10. Hukuk Dairesi 2018/5876 E. , 2019/4691 K.
"İçtihat Metni"... (Birleşen dava davalısı) adına Av. ... ile 1-... Mirasçıları a)... b)... c)... d)... e)... 2-... Başkanlığı (Birleşen dava davacısı) adına Av. ... aralarındaki dava hakkında ... 1. İş Mahkemesinden verilen 19.07.2018 günlü ve 2017/378-2018/444 sayılı hükmün, davalı ... Başkanlığı avukatı tarafından temyiz edilmesi üzerine dosya incelendi, gereği konuşulup düşünüldü.

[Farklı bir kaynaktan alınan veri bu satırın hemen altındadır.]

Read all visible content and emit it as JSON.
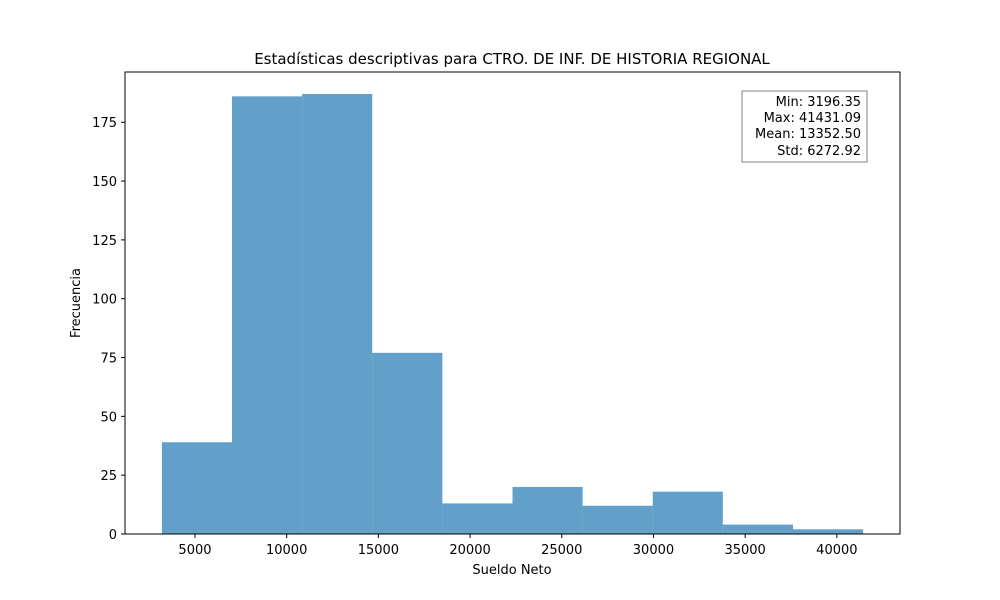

Bazı maddeleri dışında 19.01.2011 tarihinde yürürlüğe giren 6099 sayılı Kanunun 3. maddesi ile değişik 7201 sayılı Tebligat Kanunu’nun 10/2. maddesine göre “bilinen en son adresin tebligata elverişli olmadığının anlaşılması veya tebligat yapılamaması hâlinde, muhatabın adres kayıt sisteminde bulunan yerleşim yeri adresi, bilinen en son adresi olarak kabul edilir ve tebligat buraya yapılır.”; Yine, 6099 sayılı Kanunun 5. maddesi ile 7201 sayılı Kanunun 21. maddesine eklenen ikinci fıkrasına göre, “Gösterilen adres muhatabın adres kayıt sistemindeki adresi olup, muhatap o adreste hiç oturmamış veya o adresten sürekli olarak ayrılmış olsa dahi, tebliğ memuru tebliğ olunacak evrakı, o yerin muhtar veya ihtiyar heyeti azasından birine veyahut zabıta amir veya memurlarına imza karşılığında teslim eder ve tesellüm edenin adresini ihtiva eden ihbarnameyi gösterilen adresteki binanın kapısına yapıştırır. İhbarnamenin kapıya yapıştırıldığı tarih, tebliğ tarihi sayılır.”; Yine, 6099 sayılı Kanunun 9. maddesi ile değişik 7201 sayılı Kanunun 35. maddesinin ikinci fıkrasına göre, “Adresini değiştiren kimse yenisini bildirmediği ve adres kayıt sisteminde yerleşim yeri adresi de tespit edilemediği takdirde, tebliğ olunacak evrakın bir nüshası eski adrese ait binanın kapısına asılır ve asılma tarihi tebliğ tarihi sayılır.” düzenlemelerine yer verilmiştir.
Tüm bu düzenlemeler gözetildiğinde, artık, adres kayıt sisteminde yazılı adresi bulunanlara, 7201 sayılı Kanunun 35. maddesine göre tebligat yapılamayacak olup; bilinen en son adresin tebligata elverişli olmadığının anlaşılması veya tebligat yapılamaması hâlinde, adres kayıt sisteminde yazılı adresine, 21. maddenin ikinci fıkrasına göre tebliğ yapılması gerekecektir.
Eldeki dosya incelendiğinde, davalı ...’a ve ...’a yapılan gıyabi hükme dair tebligatların, belirtilen mevzuat hükümlerine aykırı şekilde tebliğ edildiği, davalı ...’a yapılan gıyabi hükme dair tebligatta, davalıya neden tebliğ yapılamadığı ve davalının nerede olduğuna dair herhangi bir kayıt ihtiva etmediği ve tebligatın doğrudan muhtara bırakıldığı, davalı ...’a gönderilen tebligatın ise oğlu ...’a tebliğ edildiği, anılan tebliğde davalıyla oğlunun aynı evde ikamet ettiğine dair herhangi bir kayıt bulunmadığı gibi, davalı ...’ın kendisine çıkan tebligatı başka bir adreste tebliğ aldığı tespit edilmiştir. Bu şekilde yapılan tebligatların usulsüz olduğu anlaşılmakta olup, mahkemece; gecikmeye ve yeni bir geri çevirmeye mahal verilmeksizin, verilen gıyabi hükmün adı geçen davalılar hakkında yapılacak araştırma ile adres kayıt sisteminde yazılı adreslerine Tebligat Kanununun 16-17 ve 21. maddelerine göre usulünce tebliğ edilerek; takiben temyiz süresi geçtikten ve gerektiğinde Hukuk Muhakemeleri Kanununun geçici 3.maddesi gereği, Hukuk Usulü Muhakemeleri Kanunu’nun 432. maddesindeki prosedür işletildikten sonra gönderilmek üzere, dosyanın mahalline GERİ ÇEVRİLMESİNE, 23.05.2019 gününde oybirliğiyle karar verildi.